Display Guidelines for Trusted Repositories (other than AEA Data and Code Repository)
Published:
Published:
The AEA accepts replication packages from any trusted repository (see list), as long as they meet certain display criteria, and otherwise satisfy the reproducibility criteria as per the AEA Data and Code Availability Policy. The default trusted repository is the AEA Data and Code Repository. If you have doubts about whether a particular repository qualifies as a “trusted” repository, contact the AEA Data Editor before unnecessarily duplicating the deposit.
If depositing at other trusted repositories, please follow these guidelines.
Why deposit at a different repository
There are two main reasons why authors may want to deposit at a different repository:
- They may have already created a deposit (for instance, when releasing a working paper). Deposits should remain where they are, reducing duplication and ambiguity (but see below for changes that may need to be made).
- Some institutions or research labs habitually create deposits. Example: J-PAL’s Dataverse
- The Zenodo-Github integration may have been used; see notes about Title, below.
- Certain repositories may have additional features that are not available on the AEA’s repository at openICPSR.
- As of 2022, openICPSR struggles with data deposits that have more than 1,000 files or more than 30GB of content.
- Harvard Dataverse offers up to 1TB for free.
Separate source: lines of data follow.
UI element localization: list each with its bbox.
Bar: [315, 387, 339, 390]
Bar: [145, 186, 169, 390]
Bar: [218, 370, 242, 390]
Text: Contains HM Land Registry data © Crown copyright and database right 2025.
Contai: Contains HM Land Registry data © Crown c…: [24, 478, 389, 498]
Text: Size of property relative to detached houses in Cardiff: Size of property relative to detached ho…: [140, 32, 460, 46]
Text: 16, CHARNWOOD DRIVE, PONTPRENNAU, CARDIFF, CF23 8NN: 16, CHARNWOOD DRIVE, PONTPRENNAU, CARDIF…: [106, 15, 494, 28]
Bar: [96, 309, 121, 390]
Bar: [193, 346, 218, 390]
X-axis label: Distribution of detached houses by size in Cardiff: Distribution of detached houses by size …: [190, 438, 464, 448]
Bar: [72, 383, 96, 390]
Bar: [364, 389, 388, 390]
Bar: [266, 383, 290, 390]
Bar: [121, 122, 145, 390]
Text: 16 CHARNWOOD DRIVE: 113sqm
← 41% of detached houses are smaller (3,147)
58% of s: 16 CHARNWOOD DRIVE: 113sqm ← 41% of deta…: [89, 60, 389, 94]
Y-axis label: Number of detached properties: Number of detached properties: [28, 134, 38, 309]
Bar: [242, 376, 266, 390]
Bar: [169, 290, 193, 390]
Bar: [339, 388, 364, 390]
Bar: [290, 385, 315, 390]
An API is available.
- Zenodo offers 50GB per default, but can easily be expanded to more than 200GB upon request. An API to download individual files is available.
Title
The title should clearly distinguish paper and replication package.
- The AEA requires “
Data and Code for: TITLE OF PAPER
” when both data and code are part of the replication package, with variants for data-only, code-only, and additional data packages (“supplemental data
”) that may be created to allow for different licensing (for instance, see this guide on creating a separate data deposit) - Other repositories may offer to automatically prefix the paper title with “
Replication package for: TITLE OF PAPER
”. That is acceptable, but not preferred, as it obfuscates what the deposit actually contains. - Simply repeating the title of the paper is not acceptable.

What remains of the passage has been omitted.